Hours passed, and suddenly a take, my stripping hand jerked forwards by the force, I raised the rod as the fish tore upstream. There was little I could do but hang on as more backing released from the reel. The fight was intense, the fish bolted and jumped at every opportunity, keeping out of netting range. Eventually the fish slipped up, swimming a little too close, a well-timed jab with the net, and I sealed the deal. I was blown away by the behemoth in front of me. A trout of immense proportions, estimated somewhere around 5lb. My second biggest trout from a river. I took a very quick photo and slipped her straight back. Having fought so hard I wanted to ensure she was released with minimal fuss. I fished on a little longer before calling it day. Eager to try again.
THE FOLLOWING SESSIONS
Unsure if the larger fish are all well-established stockies or huge wild browns thriving out of sight, I returned to the venue. I wanted to catch more, and see just what lurked in this section. I returned a few times, finding the fishing challenging. I experimented with different styles of streamer, and even managed a few nymphing. By far the most effective colour I found was black, and they almost always preferred a quick retrieve. Fishing upstream was the only way to get close. I succeeded in tricking a few stunning wild trout, but continued to hunt for a giant. I really was in the thick of it, the most overgrown part of the section. I hadn’t yet dared to fish this part. It looked fantastic, a big hollow carved out beneath the surface, and below the roots of a willow. Prime habitat for a trout on a very bright day.
Casting was near-impossible. I crept really close, wiggled some line free, and managed a short roll cast. Seconds later I was into a powerful fish. An aerial, acrobatic display broke out, giving me a rush of adrenaline. Trout really know how to fight and they don’t give up. This one had me on the ropes, diving through tree roots and snags. I thought my chances of landing the fish were slim, eventually the fish tired and slipped in to the net. I was shaken, beaten, and in awe of the magnificent creature in front of me. A stunning, big, wild, male brown trout. I have been searching for a specimen like this for years. I slipped the fish back, relaxed for an hour to take in the experience, and thought about the journey. I was happy to end this chapter of my mission.
My previous lure fishing adventures had definitely helped my streamer approach, leading to some early season success. Now I’m keen to return as the weather warms and the fly hatches become more abundant. Hopefully, I can tempt a big one on the dry fly, among my days targeting bass.
STREAMER FISHING KIT
Fishing with streamers and lures is a great way to get into fly fishing on still waters and rivers. You don’t need quite the variety of flies associated with traditional styles. A handful of patterns is plenty to get started with. They are easy to cast and stronger lines will work, making mistakes far more forgiving.

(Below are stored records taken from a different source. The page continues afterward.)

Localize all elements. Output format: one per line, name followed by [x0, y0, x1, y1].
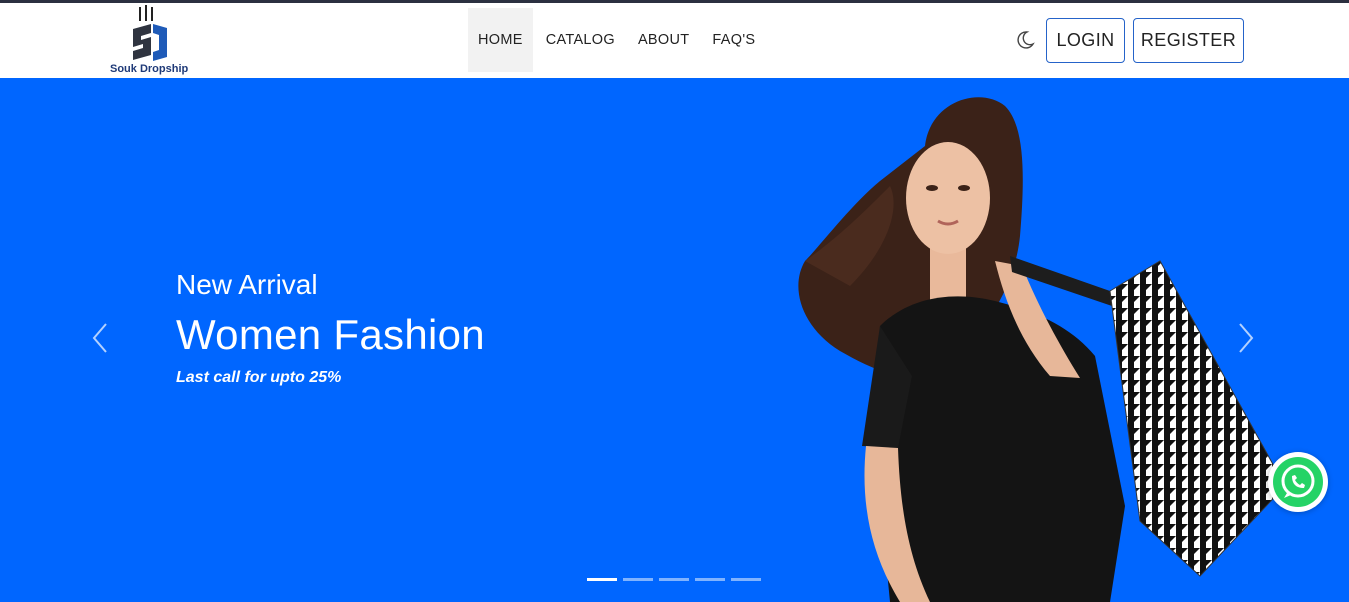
carousel-indicator[interactable]: [623, 578, 653, 581]
carousel-indicator[interactable]: [587, 578, 617, 581]
nav-catalog[interactable]: CATALOG: [536, 8, 625, 72]
nav-faqs[interactable]: FAQ'S: [702, 8, 765, 72]
hero-carousel: New Arrival Women Fashion Last call for …: [0, 78, 1349, 602]
logo-mark-icon: [133, 5, 167, 61]
carousel-indicator[interactable]: [659, 578, 689, 581]
login-button[interactable]: LOGIN: [1046, 18, 1125, 63]
hero-note: Last call for upto 25%: [176, 369, 342, 386]
carousel-prev-button[interactable]: [88, 318, 112, 358]
register-button[interactable]: REGISTER: [1133, 18, 1244, 63]
chevron-left-icon: [92, 323, 107, 353]
whatsapp-button[interactable]: [1268, 452, 1328, 512]
moon-icon[interactable]: [1014, 29, 1036, 51]
brand-name: Souk Dropship: [110, 63, 189, 75]
hero-title: Women Fashion: [176, 311, 485, 358]
carousel-indicators: [587, 578, 767, 581]
hero-subtitle: New Arrival: [176, 269, 318, 300]
nav-home[interactable]: HOME: [468, 8, 533, 72]
whatsapp-icon: [1273, 457, 1323, 507]
hero-model-image: [798, 97, 1286, 602]
navbar: Souk Dropship HOME CATALOG ABOUT FAQ'S L…: [0, 3, 1349, 78]
brand-logo[interactable]: Souk Dropship: [106, 5, 198, 77]
carousel-indicator[interactable]: [731, 578, 761, 581]
nav-about[interactable]: ABOUT: [628, 8, 699, 72]
carousel-indicator[interactable]: [695, 578, 725, 581]
main-nav: HOME CATALOG ABOUT FAQ'S: [468, 8, 768, 72]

The rod I was using is a 9ft #5wt Scierra Salis. It’s designed for heavy flies and big fish. I use a pretty basic Scierra Track 2 reel, it has a drag system which I prefer when using light lines. A 4 or 5wt will cover a range of venues, while being great fun for smaller wild trout. You can go lighter but may struggle with larger flies in windy conditions. Sinking lines are great for keeping lighter flies down, and are usually easier to cast.
I de-barb my flies prior to fishing with them. I find they require far less force to hook up, and are better for catch and release. Usually hook holds are great on fly rods, as they cushion so much of the strain.